Pirfenidone (PFD) is used to treat human pulmonary fibrosis. Its administration to animals with distinct forms of cardiovascular disease results in striking improvement in cardiac performance. Here, its functional impact on cardiac myocytes was investigated. Cells were kept 1–2 days under either control culture conditions or the presence of PFD (1 mM). Subsequently, they were subjected to electrical stimulation to assess the levels of contractility and intracellular Ca2+. The PFD treatment promoted an increase in both peak contraction and kinetics of shortening and relaxation. Moreover, the amplitude and kinetics of Ca2+ transients were enhanced as well. Excitation–contraction coupling (ECC) was also investigated, under whole-cell patch-clamp conditions. In keeping with a previous report, PFD increased twofold the density of Ca2+ current (ICa). Notably, a similar increase in the magnitude of Ca2+ transients was also observed. Thus, the gain of ECC was unaltered. Likewise, PFD did not alter the peak amplitude of caffeine-induced Ca2+ release, indicating stimulation of Ca2+-induced–Ca2+-release (CICR) at constant sarcoplasmic reticulum Ca2+ load. A phase-plane analysis indicated that PFD promotes myofilament Ca2+ desensitization, which is being compensated by higher levels of Ca2+ to promote contraction. Interestingly, although the expression of the Na+/Ca2+ exchanger (NCX) was unaffected, the decay of Ca2+ signal in the presence of caffeine was 50% slower in PFD-treated cells (compared with controls), suggesting that PFD downregulates the activity of the exchanger. PFD also inhibited the production of reactive oxygen species, under both, basal conditions and the presence of oxidative insults (acetaldehyde and peroxide hydrogen). Conversely, the production of nitric oxide was either increased (in atrial myocytes) or remained unchanged (in ventricular myocytes). Protein levels of endothelial and neuronal nitric oxide synthases (eNOS and nNOS) were also investigated. eNOS values did not exhibit significant changes. By contrast, a dual regulation was observed for nNOS, which consisted of inhibition and stimulation, in ventricular and atrial myocytes, respectively. In the latter cells, therefore, an up-regulation of nNOS was sufficient to stimulate the synthesis of NO. These findings improve our knowledge of molecular mechanisms of PFD action and may also help in explaining the corresponding cardioprotective effects.

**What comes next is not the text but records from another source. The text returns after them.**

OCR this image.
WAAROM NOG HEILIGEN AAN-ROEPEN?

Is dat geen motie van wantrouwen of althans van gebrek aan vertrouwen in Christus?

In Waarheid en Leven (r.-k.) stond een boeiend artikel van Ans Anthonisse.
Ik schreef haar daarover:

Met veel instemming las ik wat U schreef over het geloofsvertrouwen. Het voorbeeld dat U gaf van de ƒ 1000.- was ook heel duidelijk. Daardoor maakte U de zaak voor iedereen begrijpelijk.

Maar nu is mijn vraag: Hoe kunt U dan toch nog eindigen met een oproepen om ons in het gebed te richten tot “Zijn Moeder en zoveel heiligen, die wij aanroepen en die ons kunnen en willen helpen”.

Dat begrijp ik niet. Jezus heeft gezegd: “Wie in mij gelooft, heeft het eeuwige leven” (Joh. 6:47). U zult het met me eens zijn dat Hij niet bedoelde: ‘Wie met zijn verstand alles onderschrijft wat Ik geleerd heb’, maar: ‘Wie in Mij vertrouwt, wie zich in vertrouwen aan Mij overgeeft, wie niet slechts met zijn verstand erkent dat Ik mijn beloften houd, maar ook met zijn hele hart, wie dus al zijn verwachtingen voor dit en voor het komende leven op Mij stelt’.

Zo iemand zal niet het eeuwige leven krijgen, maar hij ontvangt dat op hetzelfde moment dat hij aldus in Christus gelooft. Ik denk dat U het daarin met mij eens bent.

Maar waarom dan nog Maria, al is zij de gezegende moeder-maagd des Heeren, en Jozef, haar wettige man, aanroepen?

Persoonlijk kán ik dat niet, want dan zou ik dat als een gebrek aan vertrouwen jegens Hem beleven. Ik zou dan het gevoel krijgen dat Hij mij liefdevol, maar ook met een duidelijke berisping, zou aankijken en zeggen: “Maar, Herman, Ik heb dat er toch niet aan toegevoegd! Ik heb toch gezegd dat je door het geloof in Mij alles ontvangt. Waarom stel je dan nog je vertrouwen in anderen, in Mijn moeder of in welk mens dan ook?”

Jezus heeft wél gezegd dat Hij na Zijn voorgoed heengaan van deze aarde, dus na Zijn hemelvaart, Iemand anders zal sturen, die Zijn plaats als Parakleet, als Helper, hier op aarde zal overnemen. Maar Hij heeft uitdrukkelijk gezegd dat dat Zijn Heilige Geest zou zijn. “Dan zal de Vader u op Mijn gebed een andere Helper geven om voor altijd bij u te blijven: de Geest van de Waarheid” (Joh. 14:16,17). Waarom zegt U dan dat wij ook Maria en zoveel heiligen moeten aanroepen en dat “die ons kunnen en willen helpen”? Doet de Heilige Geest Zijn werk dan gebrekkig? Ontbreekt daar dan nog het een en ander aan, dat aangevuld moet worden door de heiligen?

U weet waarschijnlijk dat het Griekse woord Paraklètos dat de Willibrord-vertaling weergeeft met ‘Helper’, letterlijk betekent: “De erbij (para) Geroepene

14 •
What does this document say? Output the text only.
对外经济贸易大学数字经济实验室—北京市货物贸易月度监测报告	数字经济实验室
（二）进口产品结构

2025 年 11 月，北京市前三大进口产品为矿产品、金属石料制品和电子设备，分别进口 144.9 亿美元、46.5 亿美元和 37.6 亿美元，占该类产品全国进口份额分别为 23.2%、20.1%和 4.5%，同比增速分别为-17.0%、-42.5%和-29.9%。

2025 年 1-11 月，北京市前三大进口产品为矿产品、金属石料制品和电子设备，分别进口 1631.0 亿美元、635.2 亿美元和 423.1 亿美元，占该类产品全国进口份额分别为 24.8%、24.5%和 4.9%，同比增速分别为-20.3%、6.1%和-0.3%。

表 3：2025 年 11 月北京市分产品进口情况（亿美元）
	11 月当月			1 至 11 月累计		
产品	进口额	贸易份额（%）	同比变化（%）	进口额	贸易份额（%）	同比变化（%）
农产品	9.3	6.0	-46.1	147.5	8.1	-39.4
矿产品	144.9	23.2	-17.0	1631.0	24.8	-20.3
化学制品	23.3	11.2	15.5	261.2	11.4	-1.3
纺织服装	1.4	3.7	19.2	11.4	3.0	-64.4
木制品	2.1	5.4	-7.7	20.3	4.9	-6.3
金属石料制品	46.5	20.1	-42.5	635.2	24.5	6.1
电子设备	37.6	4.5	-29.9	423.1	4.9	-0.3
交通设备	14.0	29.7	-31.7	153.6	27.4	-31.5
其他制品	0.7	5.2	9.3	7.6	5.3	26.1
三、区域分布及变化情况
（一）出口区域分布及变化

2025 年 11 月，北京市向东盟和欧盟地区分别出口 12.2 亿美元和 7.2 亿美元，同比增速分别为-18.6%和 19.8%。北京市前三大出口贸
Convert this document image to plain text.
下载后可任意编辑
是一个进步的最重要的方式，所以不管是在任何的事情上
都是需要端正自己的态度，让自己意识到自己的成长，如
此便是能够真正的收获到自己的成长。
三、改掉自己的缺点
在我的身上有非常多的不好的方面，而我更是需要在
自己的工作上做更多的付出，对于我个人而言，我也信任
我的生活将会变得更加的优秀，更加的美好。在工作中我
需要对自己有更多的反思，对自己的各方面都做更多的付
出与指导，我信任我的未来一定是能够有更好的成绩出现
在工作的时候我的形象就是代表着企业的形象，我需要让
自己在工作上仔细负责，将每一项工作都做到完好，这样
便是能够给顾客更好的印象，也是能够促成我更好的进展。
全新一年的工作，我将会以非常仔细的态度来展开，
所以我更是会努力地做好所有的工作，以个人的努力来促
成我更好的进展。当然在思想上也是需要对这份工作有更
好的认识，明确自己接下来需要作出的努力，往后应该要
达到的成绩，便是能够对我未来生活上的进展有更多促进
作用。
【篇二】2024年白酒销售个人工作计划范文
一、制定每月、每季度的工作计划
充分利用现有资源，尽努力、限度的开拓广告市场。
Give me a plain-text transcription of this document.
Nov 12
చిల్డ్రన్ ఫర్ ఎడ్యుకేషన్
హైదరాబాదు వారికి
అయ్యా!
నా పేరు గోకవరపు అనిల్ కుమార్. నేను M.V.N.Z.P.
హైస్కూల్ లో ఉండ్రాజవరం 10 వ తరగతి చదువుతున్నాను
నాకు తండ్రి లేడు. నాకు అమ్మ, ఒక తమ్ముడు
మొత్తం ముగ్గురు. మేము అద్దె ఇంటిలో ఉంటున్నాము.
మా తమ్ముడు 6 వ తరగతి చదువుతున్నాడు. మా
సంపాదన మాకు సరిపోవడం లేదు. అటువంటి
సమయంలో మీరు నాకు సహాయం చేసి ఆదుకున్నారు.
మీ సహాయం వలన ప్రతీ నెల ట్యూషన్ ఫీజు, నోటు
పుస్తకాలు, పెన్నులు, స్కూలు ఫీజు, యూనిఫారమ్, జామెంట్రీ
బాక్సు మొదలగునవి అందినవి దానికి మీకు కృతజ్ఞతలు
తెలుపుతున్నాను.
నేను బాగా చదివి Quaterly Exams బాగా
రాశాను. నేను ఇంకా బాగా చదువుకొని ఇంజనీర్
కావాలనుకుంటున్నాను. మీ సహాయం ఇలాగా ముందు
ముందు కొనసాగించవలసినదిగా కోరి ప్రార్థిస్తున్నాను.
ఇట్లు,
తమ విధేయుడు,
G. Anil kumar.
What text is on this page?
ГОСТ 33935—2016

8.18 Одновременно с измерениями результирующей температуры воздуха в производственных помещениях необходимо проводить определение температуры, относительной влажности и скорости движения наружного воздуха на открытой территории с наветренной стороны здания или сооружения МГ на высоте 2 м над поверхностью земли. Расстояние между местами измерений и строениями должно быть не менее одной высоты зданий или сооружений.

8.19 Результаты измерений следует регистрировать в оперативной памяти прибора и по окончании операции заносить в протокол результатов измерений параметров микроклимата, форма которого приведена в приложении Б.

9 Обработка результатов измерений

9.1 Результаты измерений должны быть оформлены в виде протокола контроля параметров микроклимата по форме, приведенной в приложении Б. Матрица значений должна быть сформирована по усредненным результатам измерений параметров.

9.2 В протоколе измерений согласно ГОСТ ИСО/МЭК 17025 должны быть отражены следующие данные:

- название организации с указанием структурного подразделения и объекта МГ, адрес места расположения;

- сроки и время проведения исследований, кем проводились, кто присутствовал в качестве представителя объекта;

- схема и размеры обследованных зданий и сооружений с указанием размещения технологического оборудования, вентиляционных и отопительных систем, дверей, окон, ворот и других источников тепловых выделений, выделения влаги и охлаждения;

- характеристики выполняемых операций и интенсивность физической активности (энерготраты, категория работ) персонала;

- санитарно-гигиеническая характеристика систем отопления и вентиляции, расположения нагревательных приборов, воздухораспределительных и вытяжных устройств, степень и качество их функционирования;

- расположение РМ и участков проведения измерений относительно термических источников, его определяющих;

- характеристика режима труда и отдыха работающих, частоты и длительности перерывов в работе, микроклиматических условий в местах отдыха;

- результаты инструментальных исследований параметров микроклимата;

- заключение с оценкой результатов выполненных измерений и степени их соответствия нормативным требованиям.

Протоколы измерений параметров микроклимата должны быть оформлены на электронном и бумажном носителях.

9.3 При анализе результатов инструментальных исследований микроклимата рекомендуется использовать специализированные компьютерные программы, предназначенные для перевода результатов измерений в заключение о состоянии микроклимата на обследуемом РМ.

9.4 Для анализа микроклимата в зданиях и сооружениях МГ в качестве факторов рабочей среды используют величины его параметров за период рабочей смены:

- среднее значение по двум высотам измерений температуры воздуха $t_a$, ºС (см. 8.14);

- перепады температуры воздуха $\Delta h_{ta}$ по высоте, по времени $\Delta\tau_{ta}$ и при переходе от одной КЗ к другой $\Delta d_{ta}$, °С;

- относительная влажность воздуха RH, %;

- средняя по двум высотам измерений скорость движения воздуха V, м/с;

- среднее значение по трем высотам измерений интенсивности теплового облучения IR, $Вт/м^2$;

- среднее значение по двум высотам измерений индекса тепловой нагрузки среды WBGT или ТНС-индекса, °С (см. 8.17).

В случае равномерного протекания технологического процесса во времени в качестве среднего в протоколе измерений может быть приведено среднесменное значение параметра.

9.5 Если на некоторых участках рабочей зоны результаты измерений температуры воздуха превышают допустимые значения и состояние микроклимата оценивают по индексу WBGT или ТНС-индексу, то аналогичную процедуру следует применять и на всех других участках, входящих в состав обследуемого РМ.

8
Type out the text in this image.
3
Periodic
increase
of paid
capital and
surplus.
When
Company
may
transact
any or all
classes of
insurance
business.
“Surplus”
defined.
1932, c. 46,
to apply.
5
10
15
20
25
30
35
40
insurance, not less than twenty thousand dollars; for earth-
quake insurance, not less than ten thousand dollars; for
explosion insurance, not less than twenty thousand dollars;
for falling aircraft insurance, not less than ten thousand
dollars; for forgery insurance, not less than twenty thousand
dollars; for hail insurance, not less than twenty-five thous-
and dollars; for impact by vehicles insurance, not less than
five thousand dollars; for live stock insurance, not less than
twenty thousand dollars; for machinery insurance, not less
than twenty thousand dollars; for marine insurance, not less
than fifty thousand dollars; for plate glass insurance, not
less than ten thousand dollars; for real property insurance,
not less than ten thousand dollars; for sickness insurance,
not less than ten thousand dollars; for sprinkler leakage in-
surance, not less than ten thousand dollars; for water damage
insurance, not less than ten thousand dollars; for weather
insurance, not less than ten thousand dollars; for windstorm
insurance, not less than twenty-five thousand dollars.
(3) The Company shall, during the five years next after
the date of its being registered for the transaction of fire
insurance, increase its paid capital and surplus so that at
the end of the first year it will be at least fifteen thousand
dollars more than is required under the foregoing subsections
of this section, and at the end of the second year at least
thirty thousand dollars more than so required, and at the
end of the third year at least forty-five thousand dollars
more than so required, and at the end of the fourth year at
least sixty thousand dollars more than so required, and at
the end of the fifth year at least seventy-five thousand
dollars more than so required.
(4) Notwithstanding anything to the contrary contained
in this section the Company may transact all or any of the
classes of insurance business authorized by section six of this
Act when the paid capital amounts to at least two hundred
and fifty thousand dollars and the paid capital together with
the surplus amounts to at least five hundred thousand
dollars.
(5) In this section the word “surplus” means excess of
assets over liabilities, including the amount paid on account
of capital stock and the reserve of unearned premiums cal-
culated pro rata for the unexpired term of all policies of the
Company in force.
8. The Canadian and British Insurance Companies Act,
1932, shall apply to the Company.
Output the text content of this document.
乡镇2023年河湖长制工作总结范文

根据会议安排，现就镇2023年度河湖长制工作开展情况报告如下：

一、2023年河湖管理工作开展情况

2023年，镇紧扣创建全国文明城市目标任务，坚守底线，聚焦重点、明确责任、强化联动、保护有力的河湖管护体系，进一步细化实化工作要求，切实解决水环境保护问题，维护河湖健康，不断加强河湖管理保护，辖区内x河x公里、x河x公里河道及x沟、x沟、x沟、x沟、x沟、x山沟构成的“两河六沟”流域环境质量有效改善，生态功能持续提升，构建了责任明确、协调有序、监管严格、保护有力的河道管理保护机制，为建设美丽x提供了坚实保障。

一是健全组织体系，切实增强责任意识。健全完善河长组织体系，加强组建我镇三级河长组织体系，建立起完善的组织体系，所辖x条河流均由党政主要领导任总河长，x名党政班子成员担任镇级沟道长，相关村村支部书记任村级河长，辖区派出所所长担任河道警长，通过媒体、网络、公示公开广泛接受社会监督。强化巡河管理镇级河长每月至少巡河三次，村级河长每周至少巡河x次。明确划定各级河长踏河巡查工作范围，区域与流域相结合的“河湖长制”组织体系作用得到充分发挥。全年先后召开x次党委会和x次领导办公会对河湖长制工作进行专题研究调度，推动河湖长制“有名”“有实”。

吡非尼酮（Pirfenidone, PFD）可用于治疗人类肺纤维化。将其给予患有不同类型心血管疾病的动物后，可显著改善其心脏功能。本研究针对其对心肌细胞的功能影响展开了探究。实验中将细胞分为两组：一组在正常培养条件下培养1~2天，另一组则在添加1 mM吡非尼酮的培养基中培养相同时长。随后对两组细胞施加电刺激，以评估其收缩能力与细胞内钙离子（Ca²+）水平。吡非尼酮处理可同时提升心肌细胞的收缩峰值，以及收缩与舒张的动力学特性。此外，钙离子瞬变的幅度与动力学特性也得到了增强。本研究同时在全细胞膜片钳条件下探究了兴奋-收缩耦联（Excitation–contraction coupling, ECC）。与此前的研究报道一致，吡非尼酮可使钙离子电流（Ca²+ current, ICa）的密度提升一倍。值得注意的是，研究同时观察到钙离子瞬变的幅度出现了类似的提升。因此，兴奋-收缩耦联的增益并未发生改变。同样地，吡非尼酮并未改变咖啡因诱导的钙离子释放峰值幅度，提示在肌浆网钙离子负载维持恒定的条件下，吡非尼酮可促进钙触发钙释放（Ca2+-induced–Ca2+-release, CICR）。相平面分析结果显示，吡非尼酮可促进肌丝的钙离子脱敏现象，而这一效应可通过升高钙离子水平来代偿，以维持收缩功能。有趣的是，尽管钠钙交换体（Na+/Ca2+ exchanger, NCX）的表达水平未受影响，但在咖啡因存在的情况下，经吡非尼酮处理的细胞内钙离子信号衰减速度较对照组慢50%，这提示吡非尼酮可下调该交换体的活性。吡非尼酮还可抑制活性氧的产生，无论是在基础培养条件下，还是在氧化应激刺激（乙醛与过氧化氢）存在的情况下。与之相反，一氧化氮的产生则呈现出两种情况：在心房肌细胞中一氧化氮产生增加，而在心室肌细胞中则无明显变化。研究同时检测了内皮型一氧化氮合酶（endothelial nitric oxide synthase, eNOS）与神经元型一氧化氮合酶（neuronal nitric oxide synthase, nNOS）的蛋白表达水平。内皮型一氧化氮合酶的表达水平未出现显著变化。与之形成对比的是，神经元型一氧化氮合酶则呈现出双向调控：在心室肌细胞中其活性受到抑制，而在心房肌细胞中则被激活。因此，在心房肌细胞中，神经元型一氧化氮合酶的上调足以促进一氧化氮的合成。上述研究结果加深了我们对吡非尼酮作用分子机制的认识，同时也有助于阐释其对应的心脏保护效应。